Just as important as the device and its utility is the research structure behind it. The clinical research trial in 2013 was among the first in digital health to include patients from a broad spectrum of geographical and socio-economic diversity. The 490 participants, from 5 to 80 years old, saw a 54% reduction in visits to the emergency department and improved outcomes.
"We managed to prove value, so that someone would pay for it and a clinician would believe in it," Roth says. "The clinical trial was the largest piece of evidence on digital health in the country. It led to the next generation realizing that they had to do clinical research and that it needed to include a cross section of society."

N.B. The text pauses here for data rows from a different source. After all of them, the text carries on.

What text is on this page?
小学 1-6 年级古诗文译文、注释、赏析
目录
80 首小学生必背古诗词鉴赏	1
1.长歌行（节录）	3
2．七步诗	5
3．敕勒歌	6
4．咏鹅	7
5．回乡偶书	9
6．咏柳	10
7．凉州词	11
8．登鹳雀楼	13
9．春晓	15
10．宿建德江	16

Roth gets excited about the possibilities of differentiating and personalizing care. "I use the 31 flavors analogy," he says. "A lot of times health care scoops a lot of vanilla to their patients and customers. It's safe, but some people like butter brickle or cherry." So, CommonSpirit is exploring the development of alternate pathways to care that meet people where they are, "differentiated models for seniors or women or ethnic groups that would have a different flavor than the standard choice." For example, care for seniors might be more community focused than medically focused. Care for women might be staffed and led by women.
As health care systems continue the shift from hospital-based care to disease prevention and wellness, Roth says, the model of care expands beyond health care "to something much more like the social services ecosystem. Catholic health systems have a leg up because they understand the person as a whole and because of the partnerships that we form with nonprofit entities. I think we have a better shot at caring for people in that model because that's been our mission since the beginning."